Arm, controlled by SoftBank Group, will close its order book a day early on Tuesday, but is still planning to price its shares on Wednesday, the sources said.

It is not uncommon for books to close early on an IPO, which often indicates strong demand.

The offering could end up as much as 15 times oversubscribed by Wednesday, the sources added. Nothing has been finalised and the IPO orders could always change. The Financial Times previously reported that the Arm order book would close early.

A representative for Arm declined to comment.

Arm is still considering raising the price range of its IPO as well, Bloomberg News previously reported. Arm filed for its IPO at $47 to $51 a share, which could value the company at $54.5 billion at the high end of the range.

SoftBank shares rose as much as 3.8 per cent during morning trade in Tokyo, headed for their third straight day of gains. The stock is up about 20 per cent since the start of the year.

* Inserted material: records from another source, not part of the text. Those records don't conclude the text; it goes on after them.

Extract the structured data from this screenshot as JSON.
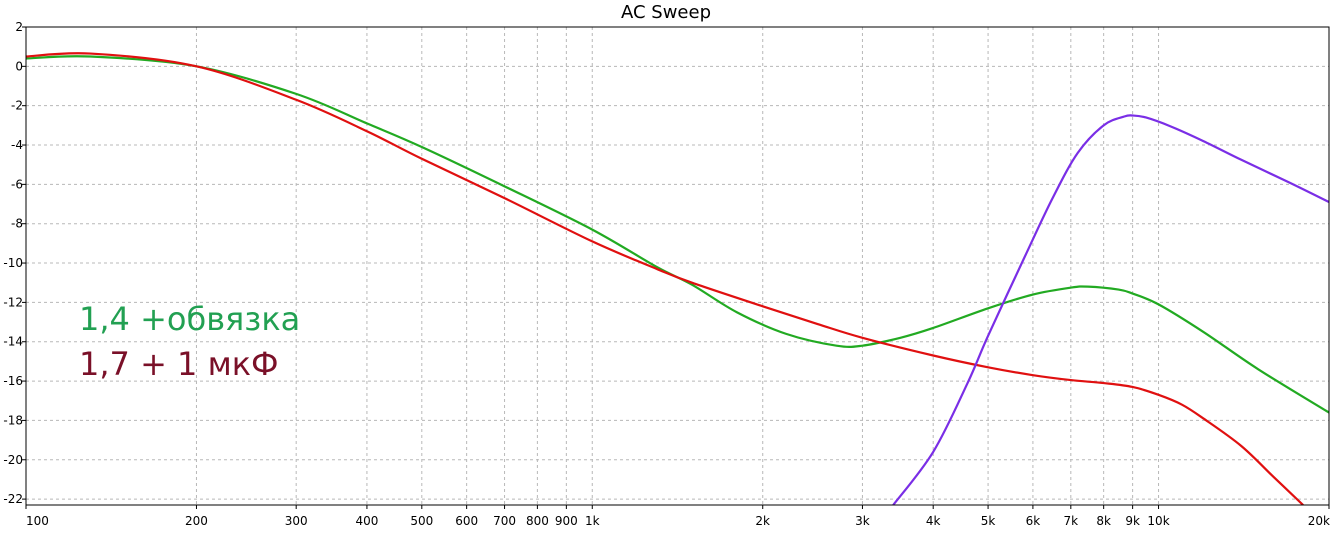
{
  "chart_data": {
    "type": "line",
    "title": "AC Sweep",
    "xscale": "log",
    "xlim": [
      100,
      20000
    ],
    "ylim": [
      -22.3,
      2
    ],
    "grid": true,
    "x_ticks": [
      {
        "value": 100,
        "label": "100"
      },
      {
        "value": 200,
        "label": "200"
      },
      {
        "value": 300,
        "label": "300"
      },
      {
        "value": 400,
        "label": "400"
      },
      {
        "value": 500,
        "label": "500"
      },
      {
        "value": 600,
        "label": "600"
      },
      {
        "value": 700,
        "label": "700"
      },
      {
        "value": 800,
        "label": "800"
      },
      {
        "value": 900,
        "label": "900"
      },
      {
        "value": 1000,
        "label": "1k"
      },
      {
        "value": 2000,
        "label": "2k"
      },
      {
        "value": 3000,
        "label": "3k"
      },
      {
        "value": 4000,
        "label": "4k"
      },
      {
        "value": 5000,
        "label": "5k"
      },
      {
        "value": 6000,
        "label": "6k"
      },
      {
        "value": 7000,
        "label": "7k"
      },
      {
        "value": 8000,
        "label": "8k"
      },
      {
        "value": 9000,
        "label": "9k"
      },
      {
        "value": 10000,
        "label": "10k"
      },
      {
        "value": 20000,
        "label": "20k"
      }
    ],
    "y_ticks": [
      {
        "value": 2,
        "label": "2"
      },
      {
        "value": 0,
        "label": "0"
      },
      {
        "value": -2,
        "label": "-2"
      },
      {
        "value": -4,
        "label": "-4"
      },
      {
        "value": -6,
        "label": "-6"
      },
      {
        "value": -8,
        "label": "-8"
      },
      {
        "value": -10,
        "label": "-10"
      },
      {
        "value": -12,
        "label": "-12"
      },
      {
        "value": -14,
        "label": "-14"
      },
      {
        "value": -16,
        "label": "-16"
      },
      {
        "value": -18,
        "label": "-18"
      },
      {
        "value": -20,
        "label": "-20"
      },
      {
        "value": -22,
        "label": "-22"
      }
    ],
    "series": [
      {
        "color": "#22aa22",
        "x": [
          100,
          130,
          200,
          300,
          400,
          500,
          700,
          1000,
          1300,
          1500,
          1800,
          2200,
          2700,
          3000,
          3500,
          4000,
          5000,
          6000,
          7000,
          7500,
          8500,
          9000,
          10000,
          12000,
          15000,
          20000
        ],
        "y": [
          0.4,
          0.5,
          0.0,
          -1.4,
          -2.9,
          -4.1,
          -6.1,
          -8.3,
          -10.2,
          -11.1,
          -12.5,
          -13.6,
          -14.2,
          -14.2,
          -13.8,
          -13.3,
          -12.3,
          -11.6,
          -11.25,
          -11.2,
          -11.35,
          -11.55,
          -12.1,
          -13.5,
          -15.4,
          -17.6
        ]
      },
      {
        "color": "#e01010",
        "x": [
          100,
          130,
          200,
          300,
          400,
          500,
          700,
          1000,
          1300,
          1500,
          2000,
          2500,
          3000,
          4000,
          5000,
          6000,
          7000,
          8000,
          9000,
          10000,
          11000,
          12000,
          14000,
          16000,
          18000
        ],
        "y": [
          0.5,
          0.65,
          0.0,
          -1.7,
          -3.3,
          -4.7,
          -6.7,
          -8.9,
          -10.3,
          -11.0,
          -12.2,
          -13.1,
          -13.8,
          -14.7,
          -15.3,
          -15.7,
          -15.95,
          -16.1,
          -16.3,
          -16.7,
          -17.2,
          -17.9,
          -19.3,
          -20.9,
          -22.3
        ]
      },
      {
        "color": "#7a2ee6",
        "x": [
          3400,
          4000,
          4600,
          5000,
          5800,
          6500,
          7200,
          8000,
          8700,
          9000,
          9500,
          10500,
          12000,
          14000,
          17000,
          20000
        ],
        "y": [
          -22.3,
          -19.6,
          -16.1,
          -13.7,
          -9.7,
          -6.7,
          -4.4,
          -3.0,
          -2.55,
          -2.5,
          -2.6,
          -3.05,
          -3.8,
          -4.75,
          -5.9,
          -6.9
        ]
      }
    ]
  },
  "annotations": [
    {
      "text": "1,4 +обвязка",
      "color": "#22a052"
    },
    {
      "text": "1,7 + 1 мкФ",
      "color": "#7a1028"
    }
  ]
}
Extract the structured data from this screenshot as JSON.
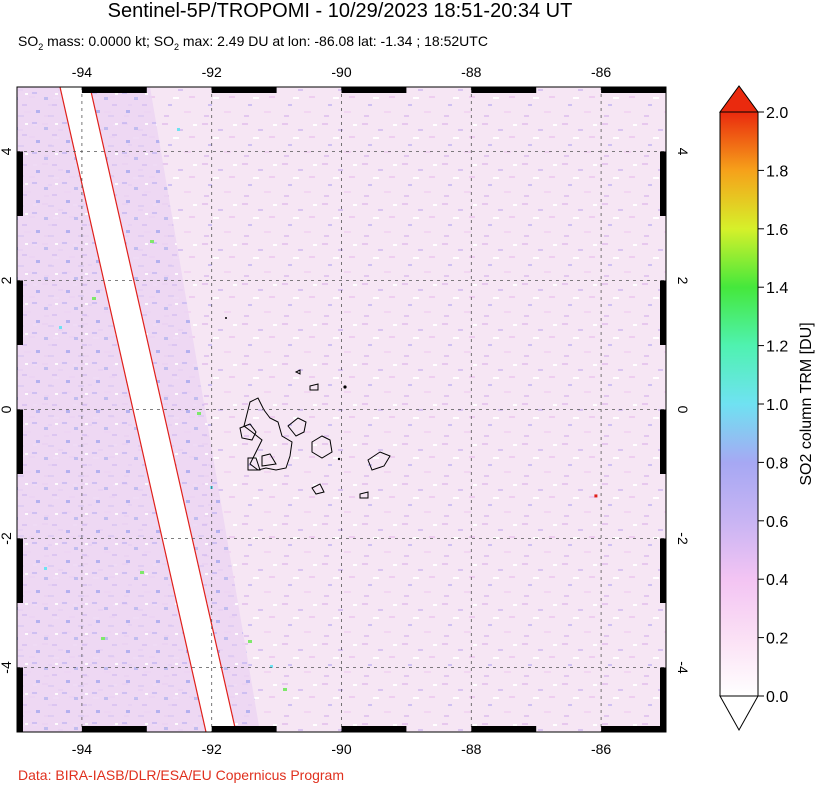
{
  "title": "Sentinel-5P/TROPOMI - 10/29/2023 18:51-20:34 UT",
  "subtitle_parts": {
    "a": "SO",
    "a_sub": "2",
    "b": " mass: 0.0000 kt; SO",
    "b_sub": "2",
    "c": " max: 2.49 DU at lon: -86.08 lat: -1.34 ; 18:52UTC"
  },
  "footer": "Data: BIRA-IASB/DLR/ESA/EU Copernicus Program",
  "map": {
    "lon_range": [
      -95,
      -85
    ],
    "lat_range": [
      -5,
      5
    ],
    "lon_ticks": [
      -94,
      -92,
      -90,
      -88,
      -86
    ],
    "lat_ticks": [
      -4,
      -2,
      0,
      2,
      4
    ],
    "lon_tick_labels": [
      "-94",
      "-92",
      "-90",
      "-88",
      "-86"
    ],
    "lat_tick_labels": [
      "-4",
      "-2",
      "0",
      "2",
      "4"
    ],
    "swath_gap_color": "#ffffff",
    "swath_edge_color": "#e0201a",
    "max_marker": {
      "lon": -86.08,
      "lat": -1.34,
      "color": "#e0201a"
    }
  },
  "colorbar": {
    "label": "SO2 column TRM [DU]",
    "ticks": [
      "0.0",
      "0.2",
      "0.4",
      "0.6",
      "0.8",
      "1.0",
      "1.2",
      "1.4",
      "1.6",
      "1.8",
      "2.0"
    ],
    "min": 0.0,
    "max": 2.0
  }
}
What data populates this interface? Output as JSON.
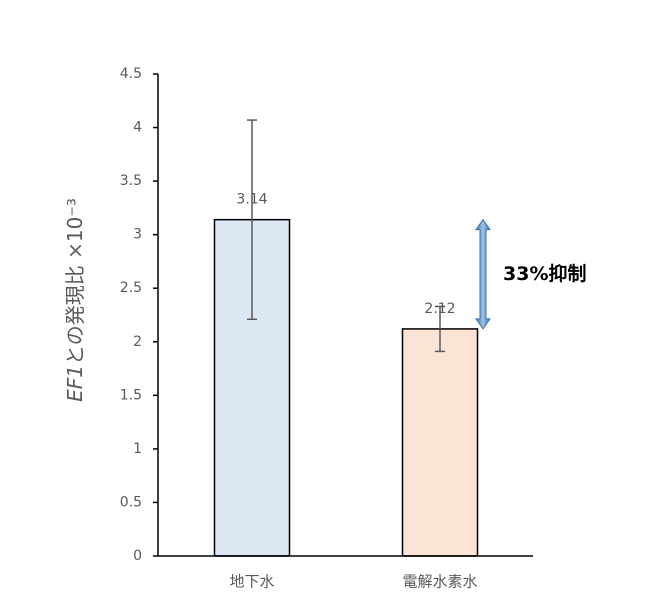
{
  "chart_data": {
    "type": "bar",
    "ylabel": {
      "gene": "EF1",
      "rest": "との発現比 ×10⁻³"
    },
    "categories": [
      "地下水",
      "電解水素水"
    ],
    "values": [
      3.14,
      2.12
    ],
    "errors": [
      0.93,
      0.21
    ],
    "colors": [
      "#dde8f5",
      "#fbe3d6"
    ],
    "ylim": [
      0,
      4.5
    ],
    "yticks": [
      0,
      0.5,
      1,
      1.5,
      2,
      2.5,
      3,
      3.5,
      4,
      4.5
    ],
    "grid": false,
    "annotation": "33%抑制"
  }
}
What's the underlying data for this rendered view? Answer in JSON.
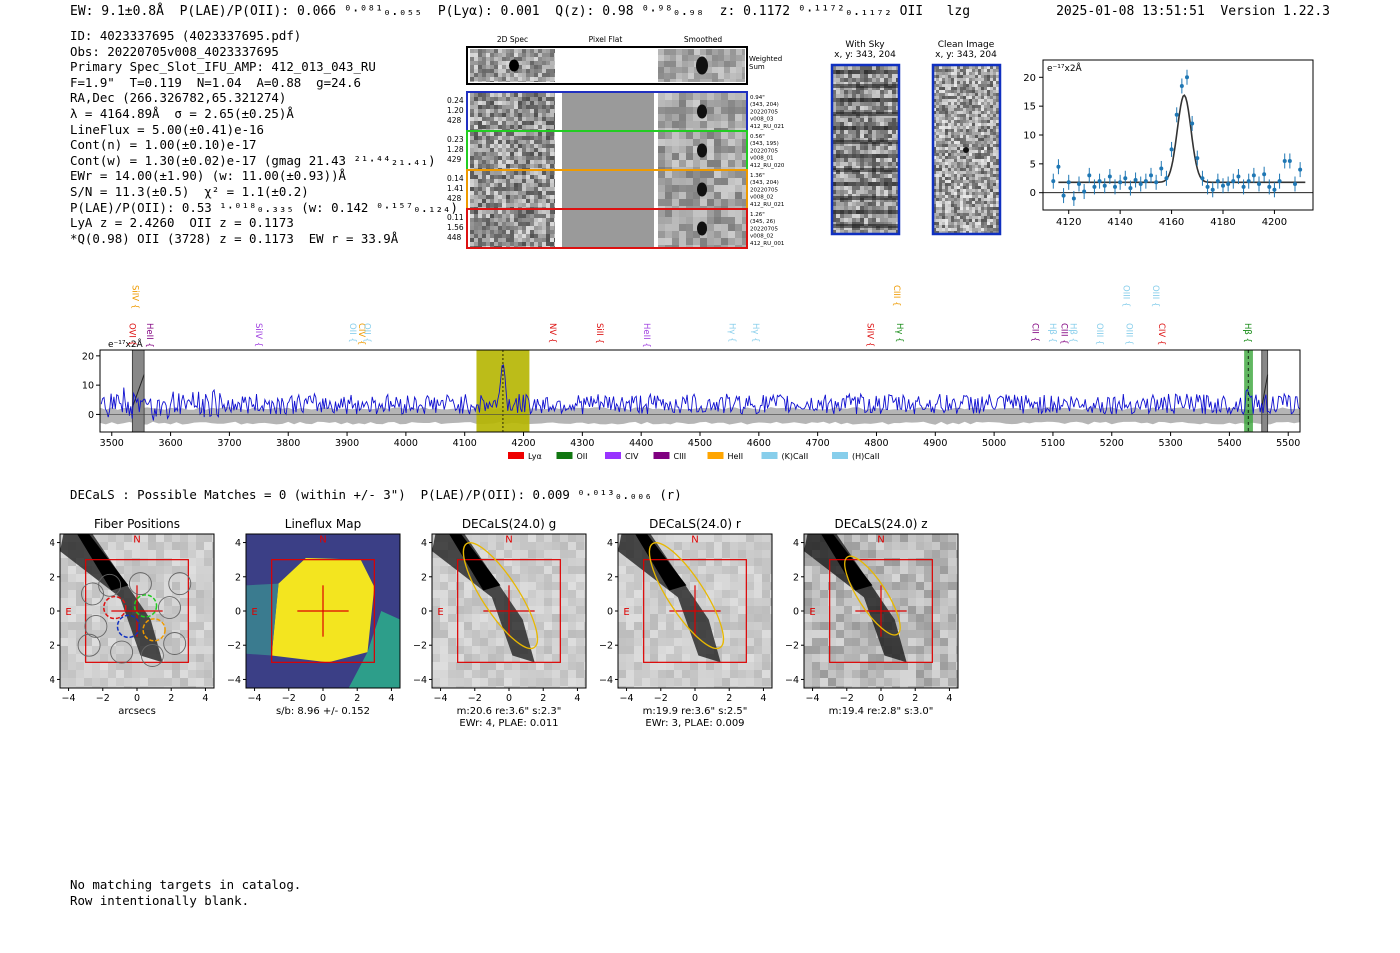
{
  "header": {
    "left": "EW: 9.1±0.8Å  P(LAE)/P(OII): 0.066 ⁰·⁰⁸¹₀.₀₅₅  P(Lyα): 0.001  Q(z): 0.98 ⁰·⁹⁸₀.₉₈  z: 0.1172 ⁰·¹¹⁷²₀.₁₁₇₂ OII   lzg",
    "right": "2025-01-08 13:51:51  Version 1.22.3"
  },
  "info_lines": [
    "ID: 4023337695 (4023337695.pdf)",
    "Obs: 20220705v008_4023337695",
    "Primary Spec_Slot_IFU_AMP: 412_013_043_RU",
    "F=1.9\"  T=0.119  N=1.04  A=0.88  g=24.6",
    "RA,Dec (266.326782,65.321274)",
    "λ = 4164.89Å  σ = 2.65(±0.25)Å",
    "LineFlux = 5.00(±0.41)e-16",
    "Cont(n) = 1.00(±0.10)e-17",
    "Cont(w) = 1.30(±0.02)e-17 (gmag 21.43 ²¹·⁴⁴₂₁.₄₁)",
    "EWr = 14.00(±1.90) (w: 11.00(±0.93))Å",
    "S/N = 11.3(±0.5)  χ² = 1.1(±0.2)",
    "P(LAE)/P(OII): 0.53 ¹·⁰¹⁸₀.₃₃₅ (w: 0.142 ⁰·¹⁵⁷₀.₁₂₄)",
    "LyA z = 2.4260  OII z = 0.1173",
    "*Q(0.98) OII (3728) z = 0.1173  EW r = 33.9Å"
  ],
  "cutouts": {
    "col_titles": [
      "2D Spec",
      "Pixel Flat",
      "Smoothed"
    ],
    "weighted_label": "Weighted Sum",
    "rows": [
      {
        "left": [
          "0.24",
          "1.20",
          "428"
        ],
        "right": [
          "0.94\"",
          "(343, 204)",
          "20220705",
          "v008_03",
          "412_RU_021"
        ],
        "color": "#2030c0"
      },
      {
        "left": [
          "0.23",
          "1.28",
          "429"
        ],
        "right": [
          "0.56\"",
          "(343, 195)",
          "20220705",
          "v008_01",
          "412_RU_020"
        ],
        "color": "#22cc22"
      },
      {
        "left": [
          "0.14",
          "1.41",
          "428"
        ],
        "right": [
          "1.36\"",
          "(343, 204)",
          "20220705",
          "v008_02",
          "412_RU_021"
        ],
        "color": "#ee9a00"
      },
      {
        "left": [
          "0.11",
          "1.56",
          "448"
        ],
        "right": [
          "1.26\"",
          "(345, 26)",
          "20220705",
          "v008_02",
          "412_RU_001"
        ],
        "color": "#dd1111"
      }
    ],
    "with_sky": {
      "title": "With Sky",
      "sub": "x, y: 343, 204"
    },
    "clean": {
      "title": "Clean Image",
      "sub": "x, y: 343, 204"
    }
  },
  "decals_line": "DECaLS : Possible Matches = 0 (within +/- 3\")  P(LAE)/P(OII): 0.009 ⁰·⁰¹³₀.₀₀₆ (r)",
  "footer": [
    "No matching targets in catalog.",
    "Row intentionally blank."
  ],
  "colors": {
    "spectrum": "#1010d0",
    "fit_points": "#1f77b4",
    "highlight": "#b5b500",
    "hb_band": "#3aa53a",
    "compass": "#dd0000",
    "ellipse": "#e8b800"
  },
  "chart_data": [
    {
      "type": "scatter",
      "name": "line-fit-zoom",
      "ylabel": "e⁻¹⁷x2Å",
      "xlim": [
        4110,
        4215
      ],
      "ylim": [
        -3,
        23
      ],
      "xticks": [
        4120,
        4140,
        4160,
        4180,
        4200
      ],
      "yticks": [
        0,
        5,
        10,
        15,
        20
      ],
      "x": [
        4114,
        4116,
        4118,
        4120,
        4122,
        4124,
        4126,
        4128,
        4130,
        4132,
        4134,
        4136,
        4138,
        4140,
        4142,
        4144,
        4146,
        4148,
        4150,
        4152,
        4154,
        4156,
        4158,
        4160,
        4162,
        4164,
        4166,
        4168,
        4170,
        4172,
        4174,
        4176,
        4178,
        4180,
        4182,
        4184,
        4186,
        4188,
        4190,
        4192,
        4194,
        4196,
        4198,
        4200,
        4202,
        4204,
        4206,
        4208,
        4210
      ],
      "y": [
        2.0,
        4.5,
        -0.5,
        1.8,
        -1.0,
        1.5,
        0.2,
        3.0,
        1.0,
        2.0,
        1.2,
        2.8,
        1.0,
        1.8,
        2.5,
        0.8,
        2.2,
        1.5,
        2.0,
        3.0,
        1.8,
        4.2,
        2.5,
        7.5,
        13.5,
        18.5,
        20.0,
        12.0,
        6.0,
        2.5,
        1.0,
        0.5,
        2.0,
        1.2,
        1.5,
        2.0,
        2.8,
        1.0,
        2.0,
        3.0,
        1.5,
        3.2,
        1.0,
        0.5,
        2.0,
        5.5,
        5.5,
        1.5,
        4.0
      ],
      "fit": {
        "continuum": 1.8,
        "center": 4164.9,
        "sigma": 2.65,
        "peak": 16.9
      }
    },
    {
      "type": "line",
      "name": "full-spectrum",
      "ylabel": "e⁻¹⁷x2Å",
      "xlim": [
        3480,
        5520
      ],
      "ylim": [
        -6,
        22
      ],
      "xticks": [
        3500,
        3600,
        3700,
        3800,
        3900,
        4000,
        4100,
        4200,
        4300,
        4400,
        4500,
        4600,
        4700,
        4800,
        4900,
        5000,
        5100,
        5200,
        5300,
        5400,
        5500
      ],
      "yticks": [
        0,
        10,
        20
      ],
      "highlight_band": [
        4120,
        4210
      ],
      "hb_band": [
        5425,
        5440
      ],
      "masked_bands": [
        [
          3535,
          3555
        ],
        [
          5455,
          5465
        ]
      ],
      "emission_peak": {
        "x": 4165,
        "y": 20
      },
      "lines": [
        {
          "label": "OVI",
          "x": 3535,
          "color": "#dd1111",
          "row": 1
        },
        {
          "label": "SiIV",
          "x": 3540,
          "color": "#ee9a00",
          "row": 0
        },
        {
          "label": "HeII",
          "x": 3565,
          "color": "#800080",
          "row": 1
        },
        {
          "label": "SiIV",
          "x": 3750,
          "color": "#a040e0",
          "row": 1
        },
        {
          "label": "OII",
          "x": 3910,
          "color": "#87ceeb",
          "row": 1
        },
        {
          "label": "CIV",
          "x": 3925,
          "color": "#ee9a00",
          "row": 1
        },
        {
          "label": "OII",
          "x": 3935,
          "color": "#87ceeb",
          "row": 1
        },
        {
          "label": "NV",
          "x": 4250,
          "color": "#dd1111",
          "row": 1
        },
        {
          "label": "SiII",
          "x": 4330,
          "color": "#dd1111",
          "row": 1
        },
        {
          "label": "HeII",
          "x": 4410,
          "color": "#a040e0",
          "row": 1
        },
        {
          "label": "Hγ",
          "x": 4555,
          "color": "#87ceeb",
          "row": 1
        },
        {
          "label": "Hγ",
          "x": 4595,
          "color": "#87ceeb",
          "row": 1
        },
        {
          "label": "SiIV",
          "x": 4790,
          "color": "#dd1111",
          "row": 1
        },
        {
          "label": "CIII",
          "x": 4835,
          "color": "#ee9a00",
          "row": 0
        },
        {
          "label": "Hγ",
          "x": 4840,
          "color": "#118811",
          "row": 1
        },
        {
          "label": "CII",
          "x": 5070,
          "color": "#800080",
          "row": 1
        },
        {
          "label": "Hβ",
          "x": 5100,
          "color": "#87ceeb",
          "row": 1
        },
        {
          "label": "CIII",
          "x": 5120,
          "color": "#800080",
          "row": 1
        },
        {
          "label": "Hβ",
          "x": 5135,
          "color": "#87ceeb",
          "row": 1
        },
        {
          "label": "OIII",
          "x": 5180,
          "color": "#87ceeb",
          "row": 1
        },
        {
          "label": "OIII",
          "x": 5225,
          "color": "#87ceeb",
          "row": 0
        },
        {
          "label": "OIII",
          "x": 5230,
          "color": "#87ceeb",
          "row": 1
        },
        {
          "label": "OIII",
          "x": 5275,
          "color": "#87ceeb",
          "row": 0
        },
        {
          "label": "CIV",
          "x": 5285,
          "color": "#dd1111",
          "row": 1
        },
        {
          "label": "Hβ",
          "x": 5432,
          "color": "#118811",
          "row": 1
        }
      ],
      "legend": [
        {
          "label": "Lyα",
          "color": "#ee0000"
        },
        {
          "label": "OII",
          "color": "#117711"
        },
        {
          "label": "CIV",
          "color": "#9933ff"
        },
        {
          "label": "CIII",
          "color": "#800080"
        },
        {
          "label": "HeII",
          "color": "#ffa500"
        },
        {
          "label": "(K)CaII",
          "color": "#87ceeb"
        },
        {
          "label": "(H)CaII",
          "color": "#87ceeb"
        }
      ]
    },
    {
      "type": "heatmap",
      "name": "image-cutouts",
      "xlim": [
        -4.5,
        4.5
      ],
      "ylim": [
        -4.5,
        4.5
      ],
      "ticks": [
        -4,
        -2,
        0,
        2,
        4
      ],
      "compass": {
        "north": "N",
        "east": "E"
      },
      "panels": [
        {
          "title": "Fiber Positions",
          "captions": [
            "arcsecs"
          ]
        },
        {
          "title": "Lineflux Map",
          "captions": [
            "s/b: 8.96 +/- 0.152"
          ]
        },
        {
          "title": "DECaLS(24.0) g",
          "captions": [
            "m:20.6  re:3.6\"  s:2.3\"",
            "EWr: 4, PLAE: 0.011"
          ]
        },
        {
          "title": "DECaLS(24.0) r",
          "captions": [
            "m:19.9  re:3.6\"  s:2.5\"",
            "EWr: 3, PLAE: 0.009"
          ]
        },
        {
          "title": "DECaLS(24.0) z",
          "captions": [
            "m:19.4  re:2.8\"  s:3.0\""
          ]
        }
      ]
    }
  ]
}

Arm – which is a key part of the chip supply chain, designing semiconductors found in most of the world’s smartphones – had earlier sought to be valued at $60 billion to $70 billion in the IPO. SoftBank bought Vision Fund’s stake in Arm at a valuation of more than $64 billion.

After the IPO, SoftBank will control about 90 per cent of Arm’s shares, leaving a limited free float in the market.

A successful debut by Arm would provide a windfall for SoftBank founder Masayoshi Son, whose Vision Fund lost a record $30 billion last year.

The listing could also revitalise the US IPO market, with online grocery delivery company Instacart and marketing and data automation provider Klaviyo among those ready to pursue their first-time share sales.